You probably remember that scene from Apollo 13 when Tom Hanks' Captain James A. Lovell Jr. contacts mission control, famously saying “Houston, we have a problem.”

When Swigert flipped the switch to start the procedure, a spark flew. That spark set the insulation of the faulty wires on fire, and soon the tank burst. The other oxygen tank was severely damaged. The command module was on its last breath, so the astronauts crowded into the lunar module. Back on Earth, engineers were able to do enough damage control to restart the command module with the dregs of power that were left, and also change the trajectory of the spacecraft toward our planet (which was 200,000 miles away). Apollo 13’s crew would end up splashing down into the Pacific Ocean.

Had this happened when the astronauts had already landed on the Moon, Swigert would have been lost in lunar orbit on the separated command module, with crewmates Lovell and Fred Haise left stranded on the surface.

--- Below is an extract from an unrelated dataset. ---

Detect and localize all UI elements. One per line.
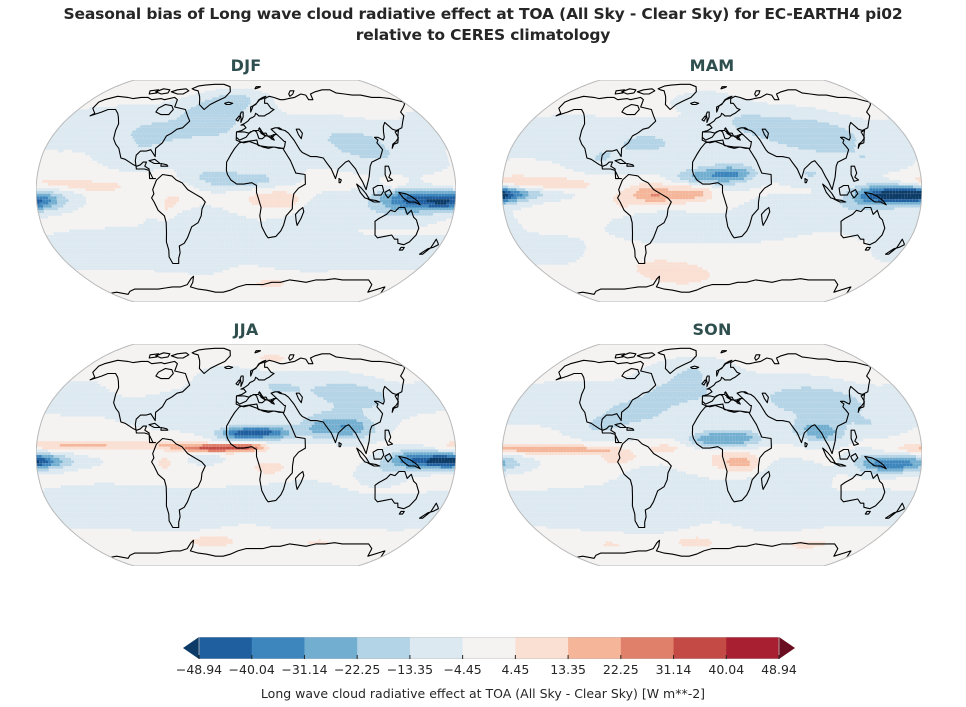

mission control for Apollo 13 after saving the astronauts

Of course, that doesn't mean that Artemis will end up as ticking time bomb. Rockets have gotten a major upgrade since the ‘60s and ‘70s. Lighting probably won’t strike twice now that there are stricter launch rules, and tech more competent at finding out out if too much electrical charge is in the atmosphere. The problem is that NASA hasn’t yet figured out all of the details of how the upcoming moon landing should go. What they do know is that they’ve got the SLS, which is really a leveled-up version of the Saturn 5 that launched the Apollo missions, and the command module, which is the Orion crew capsule. It can operate autonomously but can be switched over to manual mode.

There is still one critical thing missing. NASA has not yet chosen the lander. They are currently accepting proposals from commercial entities (think Boeing and Blue Origin), but you can’t come up with a landing plan and catastrophe-proof it in just days. NASA administrator Jim Bridenstine recently decided to change the original launch plan because it had too many phases, which could only mean more opportunities for things to go wrong. The involvement of the Lunar Orbital Platform-Gateway was going to complicate things.

NASA’s associate administrator for human exploration and operations, Douglas L. Loverro, is simplifying those plans to factor out the Lunar Gateway.

So could Artemis not be ready to take that giant leap by 2024? It depends. At least, in the worst-case scenario, there are much faster communications systems than there were in 1970, and a small camera deep in the spacecraft will alert astronauts and Mission Control of any damage and the extent of that damage. Unfortunately, fast-thinking computer brains bring on new problems. A spacecraft that can do things autonomously is still prone to computer errors. If the dreaded blue screen happens on Earth, it can happen in space.

For anyone hoping to stream the same experience their parents and grandparents had on on July 20, 1969, when the staticky voice of Neil Armstrong was transmitted on black-and-white TV screens across the Earth, it might be a while.